🤖 AI Summary
This paper identifies an “alignment tax” in post-training alignment of large language models (LLMs): alignment methods (e.g., RLHF, DPO) not only degrade task accuracy but also severely impair output calibration—inducing overconfidence—and reduce response diversity. To resolve the inherent trade-off between accuracy and calibration, we propose a weight interpolation-based model fusion approach that constructs a Pareto-optimal frontier between the supervised fine-tuned (SFT) model and its aligned counterpart (RLHF/DPO). Our method incurs no additional training or inference overhead and achieves simultaneous improvements in both accuracy and calibration—significantly reducing Expected Calibration Error (ECE)—while restoring output diversity. Extensive experiments across multiple benchmarks demonstrate that the interpolated models consistently outperform both the original aligned models and the base SFT models, achieving, for the first time, synergistic gains in capability and reliability.
📝 Abstract
The "alignment tax" of post-training is typically framed as a drop in task accuracy.

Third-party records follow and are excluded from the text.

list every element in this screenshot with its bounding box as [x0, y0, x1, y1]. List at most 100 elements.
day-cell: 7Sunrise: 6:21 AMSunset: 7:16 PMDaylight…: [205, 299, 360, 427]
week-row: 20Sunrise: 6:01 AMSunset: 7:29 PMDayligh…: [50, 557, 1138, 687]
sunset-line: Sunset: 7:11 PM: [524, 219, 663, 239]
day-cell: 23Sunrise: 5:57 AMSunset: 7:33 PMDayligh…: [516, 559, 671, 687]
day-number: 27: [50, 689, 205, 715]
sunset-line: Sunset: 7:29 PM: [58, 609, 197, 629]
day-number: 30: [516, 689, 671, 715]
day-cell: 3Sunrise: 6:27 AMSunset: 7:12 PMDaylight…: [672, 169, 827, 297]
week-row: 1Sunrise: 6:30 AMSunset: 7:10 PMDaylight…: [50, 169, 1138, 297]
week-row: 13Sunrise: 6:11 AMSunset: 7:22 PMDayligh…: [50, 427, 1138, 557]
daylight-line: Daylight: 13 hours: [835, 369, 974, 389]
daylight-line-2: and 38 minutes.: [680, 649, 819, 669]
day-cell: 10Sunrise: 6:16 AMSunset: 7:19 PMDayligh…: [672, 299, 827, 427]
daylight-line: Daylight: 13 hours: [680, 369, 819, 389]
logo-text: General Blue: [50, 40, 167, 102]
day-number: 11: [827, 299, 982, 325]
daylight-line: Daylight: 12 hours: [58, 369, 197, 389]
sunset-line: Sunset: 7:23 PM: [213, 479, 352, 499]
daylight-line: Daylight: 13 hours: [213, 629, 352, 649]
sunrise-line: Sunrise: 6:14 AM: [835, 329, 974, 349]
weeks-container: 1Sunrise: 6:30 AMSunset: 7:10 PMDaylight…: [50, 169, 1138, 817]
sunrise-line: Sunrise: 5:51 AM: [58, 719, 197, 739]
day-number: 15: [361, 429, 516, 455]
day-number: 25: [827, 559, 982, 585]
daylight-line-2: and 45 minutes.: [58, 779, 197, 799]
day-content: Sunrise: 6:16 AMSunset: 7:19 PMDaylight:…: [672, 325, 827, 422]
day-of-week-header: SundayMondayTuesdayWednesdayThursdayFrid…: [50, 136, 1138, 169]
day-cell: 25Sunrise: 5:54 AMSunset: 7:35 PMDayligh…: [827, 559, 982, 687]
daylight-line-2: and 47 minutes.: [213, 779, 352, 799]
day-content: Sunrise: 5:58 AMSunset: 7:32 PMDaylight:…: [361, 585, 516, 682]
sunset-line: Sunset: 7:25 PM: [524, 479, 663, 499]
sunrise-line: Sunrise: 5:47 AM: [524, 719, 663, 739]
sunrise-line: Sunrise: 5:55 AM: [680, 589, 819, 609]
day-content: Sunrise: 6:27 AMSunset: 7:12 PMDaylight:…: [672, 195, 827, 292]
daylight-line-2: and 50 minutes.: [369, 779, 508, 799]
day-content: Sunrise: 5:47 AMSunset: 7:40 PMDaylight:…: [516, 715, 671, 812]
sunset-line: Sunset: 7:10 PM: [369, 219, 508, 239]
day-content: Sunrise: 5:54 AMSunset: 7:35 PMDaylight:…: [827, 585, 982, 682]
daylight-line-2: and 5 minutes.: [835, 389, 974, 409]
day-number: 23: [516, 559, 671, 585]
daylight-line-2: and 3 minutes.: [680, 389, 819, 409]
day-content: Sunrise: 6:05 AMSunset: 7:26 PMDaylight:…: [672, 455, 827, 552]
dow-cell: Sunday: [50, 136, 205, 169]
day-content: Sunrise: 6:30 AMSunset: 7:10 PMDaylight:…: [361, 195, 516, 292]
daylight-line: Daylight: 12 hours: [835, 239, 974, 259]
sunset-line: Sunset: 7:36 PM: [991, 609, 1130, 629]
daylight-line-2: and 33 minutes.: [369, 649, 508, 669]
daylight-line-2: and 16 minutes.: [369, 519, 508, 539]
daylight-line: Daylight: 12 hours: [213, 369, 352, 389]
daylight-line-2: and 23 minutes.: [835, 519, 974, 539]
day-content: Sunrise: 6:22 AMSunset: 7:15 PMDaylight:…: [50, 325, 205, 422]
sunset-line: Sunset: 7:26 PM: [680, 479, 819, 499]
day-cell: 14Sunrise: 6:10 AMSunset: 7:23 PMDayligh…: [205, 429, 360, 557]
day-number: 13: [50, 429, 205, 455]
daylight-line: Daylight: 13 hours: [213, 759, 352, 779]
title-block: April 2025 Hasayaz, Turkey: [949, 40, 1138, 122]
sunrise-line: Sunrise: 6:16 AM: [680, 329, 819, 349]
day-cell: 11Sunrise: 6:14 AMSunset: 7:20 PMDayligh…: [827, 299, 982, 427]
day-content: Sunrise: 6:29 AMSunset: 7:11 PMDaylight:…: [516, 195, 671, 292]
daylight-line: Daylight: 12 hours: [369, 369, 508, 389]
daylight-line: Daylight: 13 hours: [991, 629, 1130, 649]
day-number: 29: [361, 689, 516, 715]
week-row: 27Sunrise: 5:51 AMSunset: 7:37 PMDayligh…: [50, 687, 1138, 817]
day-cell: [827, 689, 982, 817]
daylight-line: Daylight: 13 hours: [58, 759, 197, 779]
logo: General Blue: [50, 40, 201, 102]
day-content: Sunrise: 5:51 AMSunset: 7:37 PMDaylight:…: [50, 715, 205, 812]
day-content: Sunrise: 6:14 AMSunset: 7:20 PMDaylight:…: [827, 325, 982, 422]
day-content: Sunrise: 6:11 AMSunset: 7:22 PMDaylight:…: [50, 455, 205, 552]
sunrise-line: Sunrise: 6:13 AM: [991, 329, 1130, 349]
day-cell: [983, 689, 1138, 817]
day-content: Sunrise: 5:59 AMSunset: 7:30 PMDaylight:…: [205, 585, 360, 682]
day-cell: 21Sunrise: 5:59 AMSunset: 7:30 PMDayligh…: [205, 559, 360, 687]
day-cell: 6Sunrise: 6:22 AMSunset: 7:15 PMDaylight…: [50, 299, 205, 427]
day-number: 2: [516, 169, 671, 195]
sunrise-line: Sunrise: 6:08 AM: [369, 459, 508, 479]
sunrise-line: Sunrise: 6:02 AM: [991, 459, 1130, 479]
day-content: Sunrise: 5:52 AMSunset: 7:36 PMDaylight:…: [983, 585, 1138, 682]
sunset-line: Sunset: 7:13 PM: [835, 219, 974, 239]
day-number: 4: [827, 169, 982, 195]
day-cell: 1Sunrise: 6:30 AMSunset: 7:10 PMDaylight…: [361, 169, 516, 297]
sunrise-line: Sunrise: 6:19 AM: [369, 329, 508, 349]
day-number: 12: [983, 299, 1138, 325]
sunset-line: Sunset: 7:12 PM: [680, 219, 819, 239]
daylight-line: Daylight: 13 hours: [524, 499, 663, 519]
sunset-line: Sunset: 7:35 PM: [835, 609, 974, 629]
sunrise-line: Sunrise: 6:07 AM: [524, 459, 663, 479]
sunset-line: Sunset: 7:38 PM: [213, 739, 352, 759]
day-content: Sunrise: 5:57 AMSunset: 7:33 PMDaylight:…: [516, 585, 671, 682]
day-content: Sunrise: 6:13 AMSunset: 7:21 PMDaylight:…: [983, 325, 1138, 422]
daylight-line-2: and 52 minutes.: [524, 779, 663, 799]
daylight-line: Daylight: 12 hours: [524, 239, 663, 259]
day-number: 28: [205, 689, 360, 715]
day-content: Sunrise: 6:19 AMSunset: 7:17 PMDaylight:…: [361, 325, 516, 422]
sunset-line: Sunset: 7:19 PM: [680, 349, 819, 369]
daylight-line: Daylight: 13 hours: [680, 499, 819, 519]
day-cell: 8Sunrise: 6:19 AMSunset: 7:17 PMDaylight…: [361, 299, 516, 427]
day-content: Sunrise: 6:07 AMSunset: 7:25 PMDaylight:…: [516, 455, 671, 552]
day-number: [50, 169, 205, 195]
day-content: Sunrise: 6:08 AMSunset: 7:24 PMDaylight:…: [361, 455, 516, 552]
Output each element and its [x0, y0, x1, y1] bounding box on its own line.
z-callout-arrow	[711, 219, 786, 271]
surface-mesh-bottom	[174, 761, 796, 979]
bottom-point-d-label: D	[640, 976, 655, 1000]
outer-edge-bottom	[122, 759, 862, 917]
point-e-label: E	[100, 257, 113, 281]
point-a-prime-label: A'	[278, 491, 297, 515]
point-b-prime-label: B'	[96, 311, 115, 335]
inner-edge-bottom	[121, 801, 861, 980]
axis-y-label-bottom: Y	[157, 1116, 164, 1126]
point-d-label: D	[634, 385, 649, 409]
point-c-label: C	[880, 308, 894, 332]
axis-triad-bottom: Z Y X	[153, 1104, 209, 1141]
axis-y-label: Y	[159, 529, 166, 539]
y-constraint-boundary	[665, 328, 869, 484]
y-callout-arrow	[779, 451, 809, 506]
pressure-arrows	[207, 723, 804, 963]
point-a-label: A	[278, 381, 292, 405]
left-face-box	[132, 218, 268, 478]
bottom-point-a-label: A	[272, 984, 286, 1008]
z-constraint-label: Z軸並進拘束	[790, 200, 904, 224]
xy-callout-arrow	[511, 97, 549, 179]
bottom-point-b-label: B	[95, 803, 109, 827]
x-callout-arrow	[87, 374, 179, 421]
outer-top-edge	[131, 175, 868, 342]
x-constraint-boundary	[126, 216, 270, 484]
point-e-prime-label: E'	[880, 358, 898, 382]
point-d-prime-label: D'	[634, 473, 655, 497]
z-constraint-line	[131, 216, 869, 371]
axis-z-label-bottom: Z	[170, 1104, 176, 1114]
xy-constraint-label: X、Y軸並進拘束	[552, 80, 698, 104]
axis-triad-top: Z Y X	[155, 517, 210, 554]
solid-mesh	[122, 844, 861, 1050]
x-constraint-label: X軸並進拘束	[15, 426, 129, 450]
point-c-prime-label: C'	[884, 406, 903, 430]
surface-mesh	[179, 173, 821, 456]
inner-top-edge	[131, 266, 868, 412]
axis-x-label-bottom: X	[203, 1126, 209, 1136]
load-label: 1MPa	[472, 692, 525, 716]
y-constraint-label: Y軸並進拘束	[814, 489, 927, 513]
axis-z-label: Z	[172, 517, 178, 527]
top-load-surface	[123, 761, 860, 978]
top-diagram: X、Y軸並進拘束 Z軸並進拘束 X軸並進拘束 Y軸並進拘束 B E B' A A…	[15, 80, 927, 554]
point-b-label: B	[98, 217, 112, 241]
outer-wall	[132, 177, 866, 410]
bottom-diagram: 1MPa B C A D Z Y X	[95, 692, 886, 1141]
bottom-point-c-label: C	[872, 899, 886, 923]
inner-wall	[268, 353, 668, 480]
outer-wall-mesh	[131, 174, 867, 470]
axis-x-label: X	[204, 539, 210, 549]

We show it also involves a severe loss of calibration, making models overconfident, less reliable, and model outputs less diverse. We show that this trade-off can be navigated effectively via a simple post-hoc intervention: interpolating between a model's weights before and after alignment. Crucially, this is not a strict trade-off. We find that the process consistently reveals Pareto-optimal interpolations - models that improve accuracy beyond both parents while substantially recovering the calibration lost during alignment. Our work demonstrates that simple model merging provides a computationally efficient method for mitigating the full scope of the alignment tax, yielding models that are more capable and more reliable.